ANN ARBOR, Mich. - The Tibetan people need the involvement of the U.S. government to help resolve recent conflicts between Chinese officials and anti-Beijing protesters in Tibet, the Dalai Lama said Monday.
"At this moment, we need your help," the exiled Tibetan spiritual leader said as he and Undersecretary of State Paula Dobriansky addressed reporters briefly before a closed-door meeting at the University of Michigan.
Dobriansky, who serves as special envoy for Tibet, said the meeting with the Dalai Lama provided a "timely opportunity" to discuss the conflict.
"The Bush administration has expressed concern about the situation in Tibet and has urged restraint," she said. "In particular, President Bush has been a steadfast supporter for the need for dialogue between His Holiness and Chinese leaders."

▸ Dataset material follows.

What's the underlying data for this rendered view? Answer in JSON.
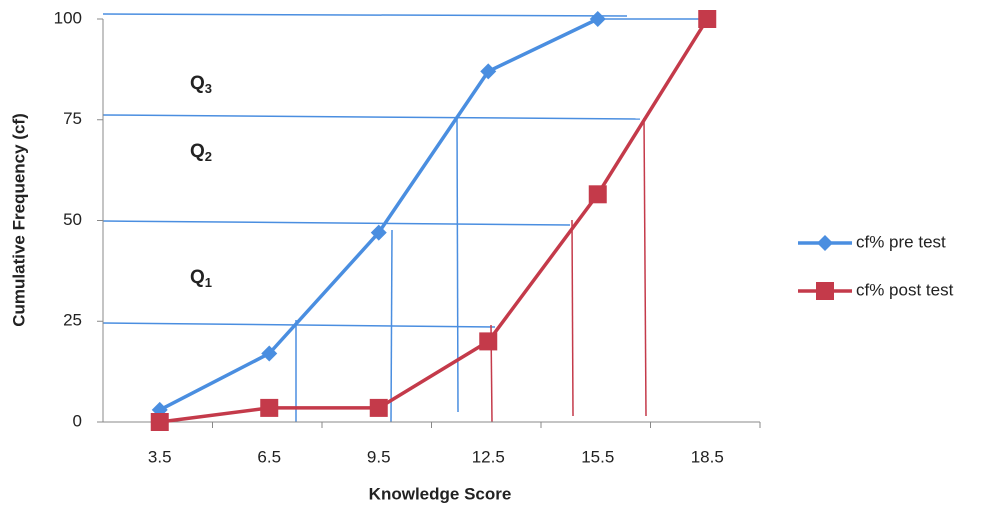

Dobriansky and the Dalai Lama have met more than 10 times since 2001, according to the State Department. They entered the room Monday holding hands, with the Dalai Lama saying, "I brought my longtime friend."
Demonstrators have disrupted legs of the Olympic torch relay in protest of China's treatment of the Dalai Lama's followers. He has denied Chinese claims that he and his followers have used the Olympics to foment unrest.
The Dalai Lama, who fled to India after a failed uprising in 1959 in Tibet, arrived in the United States on April 10.
He is scheduled to speak at Colgate University in Hamilton, N.Y., on Tuesday and to return to India on Thursday.